Beliau adalah senior saya di HMI (Senior banget malah, saya baru lahir beliau sudah masuk HMI) yang memang dikenal banyak membahas tentang filsafat dan sebagainya, beliau pernah membuat sebuah buku berjudul “Mengutuk tuhan Yang Terkutuk” yang sampai sekarang saya masih mencari buku itu karena dari judulnya saja sudah bikin penasaran. Sedikit yang saya dengar dari teologi jomblo yang dibawakan semalam adalah tentang Ulama-ulama yang menjomblo sampai akhir hidupnya karena mereka lebih memilih berkarya. Menjadi jomblo tidak harus meratapi diri, tapi juga harus berkarya! #JombloBerkarya

Festival jomblo gorontalo 01
Orasi Kebudayaan Jomblo “A I U E O Jomblo Gorontalo” oleh Syam Terrajana (pic by: Ivol Paino)

Beliau adalah seorang jurnalis Jakarta Post dan Chief Editor di DeGorontalo.co. Sedikit juga yang saya dengar dari orasi ini adalah beliau membicarakan tentang seorang tokoh bangsa Tan Malaka yang ternyata adalah seorang jomblo hingga akhir hayatnya dan bahkan dalam hidupnya Tan Malaka hanya 3 kali jatuh cinta. Kalo Tan Malaka wajar lah ya, beliau adalah Jomblo yang berkarya. lah kamu? 😀

Malam semakin larut, Mutia dan temannya yang cewek pamit pulang dan personil kami menjadi 2 orang lagi, saya dan Eka.

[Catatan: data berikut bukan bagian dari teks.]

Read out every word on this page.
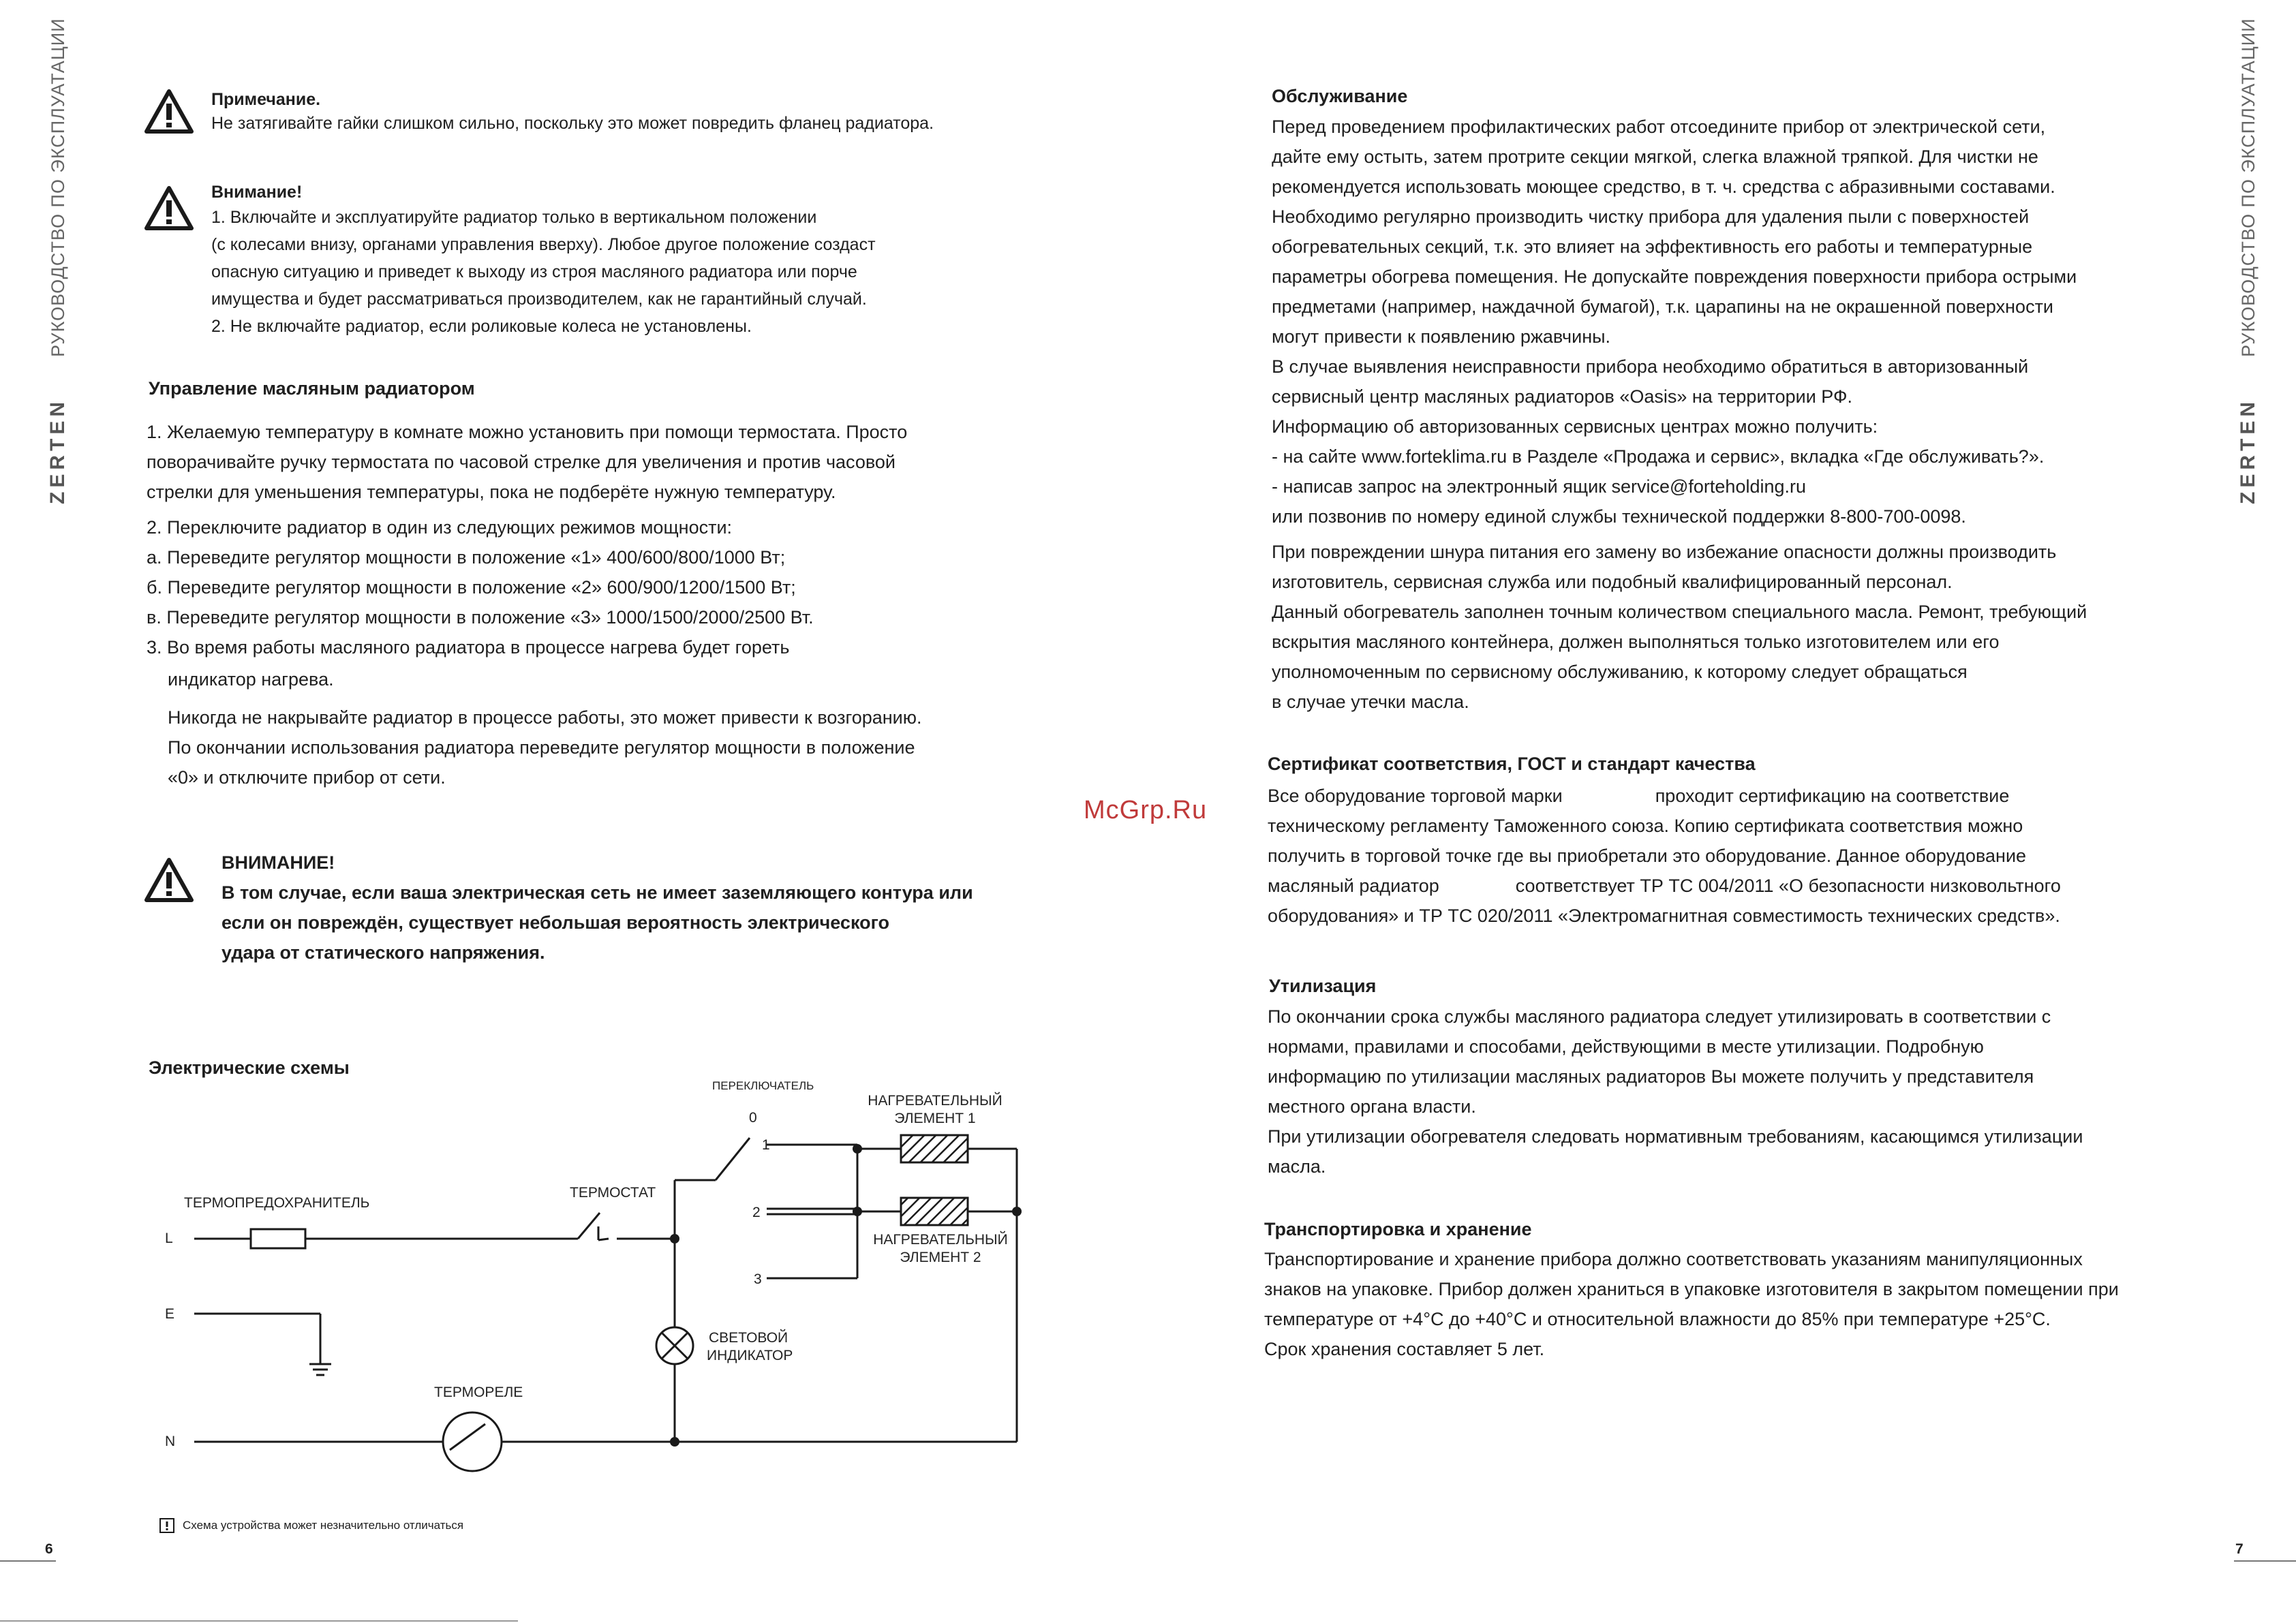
ZERTENРУКОВОДСТВО ПО ЭКСПЛУАТАЦИИ
ZERTENРУКОВОДСТВО ПО ЭКСПЛУАТАЦИИ
6	7
McGrp.Ru
Примечание.

Не затягивайте гайки слишком сильно, поскольку это может повредить фланец радиатора.

Внимание!

1. Включайте и эксплуатируйте радиатор только в вертикальном положении

(с колесами внизу, органами управления вверху). Любое другое положение создаст

опасную ситуацию и приведет к выходу из строя масляного радиатора или порче

имущества и будет рассматриваться производителем, как не гарантийный случай.

2. Не включайте радиатор, если роликовые колеса не установлены.

Управление масляным радиатором

1. Желаемую температуру в комнате можно установить при помощи термостата. Просто

поворачивайте ручку термостата по часовой стрелке для увеличения и против часовой

стрелки для уменьшения температуры, пока не подберёте нужную температуру.

2. Переключите радиатор в один из следующих режимов мощности:

а. Переведите регулятор мощности в положение «1» 400/600/800/1000 Вт;

б. Переведите регулятор мощности в положение «2» 600/900/1200/1500 Вт;

в. Переведите регулятор мощности в положение «3» 1000/1500/2000/2500 Вт.

3. Во время работы масляного радиатора в процессе нагрева будет гореть

индикатор нагрева.

Никогда не накрывайте радиатор в процессе работы, это может привести к возгоранию.

По окончании использования радиатора переведите регулятор мощности в положение

«0» и отключите прибор от сети.

ВНИМАНИЕ!

В том случае, если ваша электрическая сеть не имеет заземляющего контура или

если он повреждён, существует небольшая вероятность электрического

удара от статического напряжения.

Электрические схемы
ПЕРЕКЛЮЧАТЕЛЬ
НАГРЕВАТЕЛЬНЫЙ
ЭЛЕМЕНТ 1
НАГРЕВАТЕЛЬНЫЙ
ЭЛЕМЕНТ 2
ТЕРМОПРЕДОХРАНИТЕЛЬ
ТЕРМОСТАТ
СВЕТОВОЙ
ИНДИКАТОР
ТЕРМОРЕЛЕ
L
E
N
0
1
2
3
Схема устройства может незначительно отличаться
Обслуживание

Перед проведением профилактических работ отсоедините прибор от электрической сети,

дайте ему остыть, затем протрите секции мягкой, слегка влажной тряпкой. Для чистки не

рекомендуется использовать моющее средство, в т. ч. средства с абразивными составами.

Необходимо регулярно производить чистку прибора для удаления пыли с поверхностей

обогревательных секций, т.к. это влияет на эффективность его работы и температурные

параметры обогрева помещения. Не допускайте повреждения поверхности прибора острыми

предметами (например, наждачной бумагой), т.к. царапины на не окрашенной поверхности

могут привести к появлению ржавчины.

В случае выявления неисправности прибора необходимо обратиться в авторизованный

сервисный центр масляных радиаторов «Oasis» на территории РФ.

Информацию об авторизованных сервисных центрах можно получить:

- на сайте www.forteklima.ru в Разделе «Продажа и сервис», вкладка «Где обслуживать?».

- написав запрос на электронный ящик service@forteholding.ru

или позвонив по номеру единой службы технической поддержки 8-800-700-0098.

При повреждении шнура питания его замену во избежание опасности должны производить

изготовитель, сервисная служба или подобный квалифицированный персонал.

Данный обогреватель заполнен точным количеством специального масла. Ремонт, требующий

вскрытия масляного контейнера, должен выполняться только изготовителем или его

уполномоченным по сервисному обслуживанию, к которому следует обращаться

в случае утечки масла.

Сертификат соответствия, ГОСТ и стандарт качества

Все оборудование торговой марки	проходит сертификацию на соответствие

техническому регламенту Таможенного союза. Копию сертификата соответствия можно

получить в торговой точке где вы приобретали это оборудование. Данное оборудование

масляный радиатор	соответствует ТР ТС 004/2011 «О безопасности низковольтного

оборудования» и ТР ТС 020/2011 «Электромагнитная совместимость технических средств».

Утилизация

По окончании срока службы масляного радиатора следует утилизировать в соответствии с

нормами, правилами и способами, действующими в месте утилизации. Подробную

информацию по утилизации масляных радиаторов Вы можете получить у представителя

местного органа власти.

При утилизации обогревателя следовать нормативным требованиям, касающимся утилизации

масла.

Транспортировка и хранение

Транспортирование и хранение прибора должно соответствовать указаниям манипуляционных

знаков на упаковке. Прибор должен храниться в упаковке изготовителя в закрытом помещении при

температуре от +4°С до +40°С и относительной влажности до 85% при температуре +25°С.

Срок хранения составляет 5 лет.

Tapi kemeriahan belum berakhir, jombloers terus berdatangan…. Pisang goreng gratis belum terlihat. 😦

Festival Jomblo tadi malam ditutup dengan penampilan dari KOPDAR (Komunitas Pelawak Daerah) Gorontalo yang rata-rata ternyata anak muda. Para jombloers dikocok perutnya karena Puisi berantai, Accoustic, stand Up Comedy hingga pukul setengah 11 malam, beberapa jombloers ada yang tertawa sampai mengeluarkan air mata, diduga karena kecewa sampai akhir pelaksanaan festival jomblo dia tidak mendapatkan pasangan hidupnya, Datang Jomblo, pulang pun dalam keadaan jomblo. Gak dapat pisang goreng pulak. miris.

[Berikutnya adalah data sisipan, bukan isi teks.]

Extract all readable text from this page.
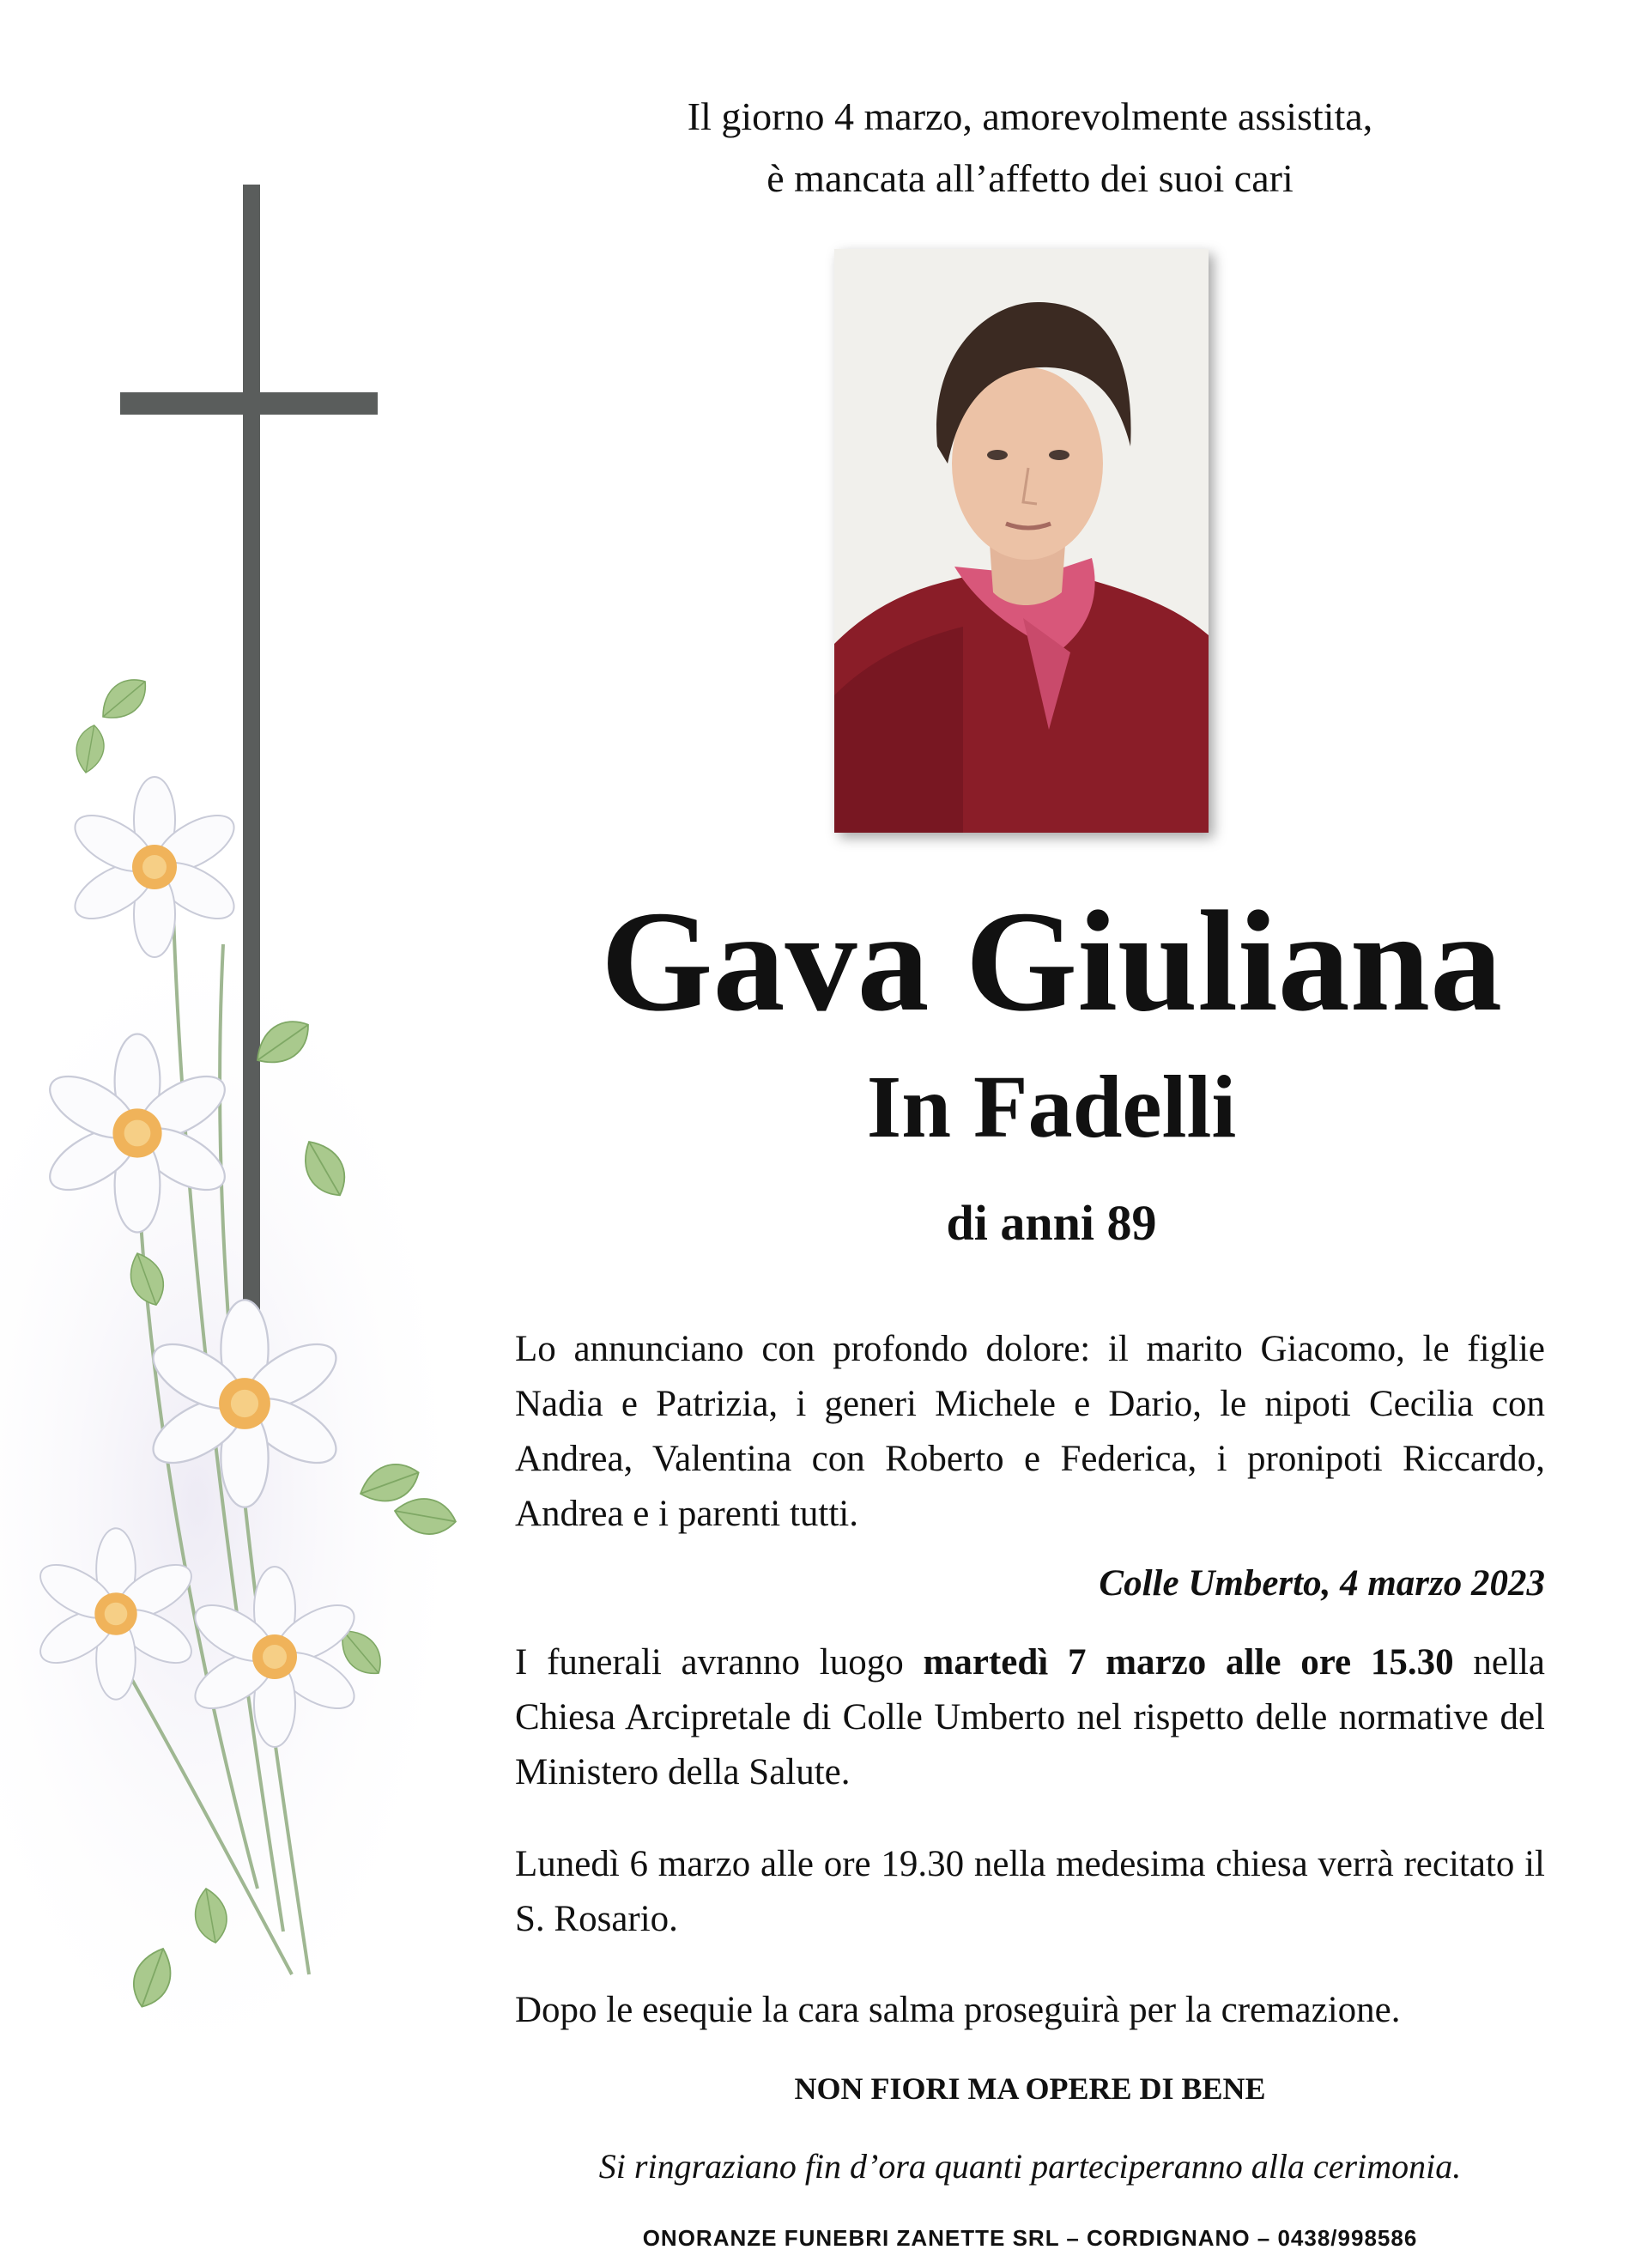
Il giorno 4 marzo, amorevolmente assistita,
è mancata all’affetto dei suoi cari
Gava Giuliana
In Fadelli
di anni 89
Lo annunciano con profondo dolore: il marito Giacomo, le figlie Nadia e Patrizia, i generi Michele e Dario, le nipoti Cecilia con Andrea, Valentina con Roberto e Federica, i pronipoti Riccardo, Andrea e i parenti tutti.
Colle Umberto, 4 marzo 2023
I funerali avranno luogo martedì 7 marzo alle ore 15.30 nella Chiesa Arcipretale di Colle Umberto nel rispetto delle normative del Ministero della Salute.
Lunedì 6 marzo alle ore 19.30 nella medesima chiesa verrà recitato il S. Rosario.
Dopo le esequie la cara salma proseguirà per la cremazione.
NON FIORI MA OPERE DI BENE
Si ringraziano fin d’ora quanti parteciperanno alla cerimonia.
ONORANZE FUNEBRI ZANETTE SRL – CORDIGNANO – 0438/998586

Event yang sempat diangkat oleh beberapa media online nasional ini mungkin dianggap sebagai acara yang tidak berisi apalagi di laksanakan pada hari hari valentine yang banyak ditolak oleh sebagian masyarakat Indonesia. Tapi malam itu sebenarnya bukanlah perayaan hari kasih sayang, tapi penegasan bahwa daripada merayakan hari valentine mending berkarya dan tetap peduli dengan isu korupsi dan menjadi generasi jomblo anti korupsi. Semoga event ini bisa dilaksanakan lagi tahun depan dengan kemeriahan-kemeriahan yang bisa mengobati kesendirian para jomblo.Qt jomblo…..baru kiapaaa???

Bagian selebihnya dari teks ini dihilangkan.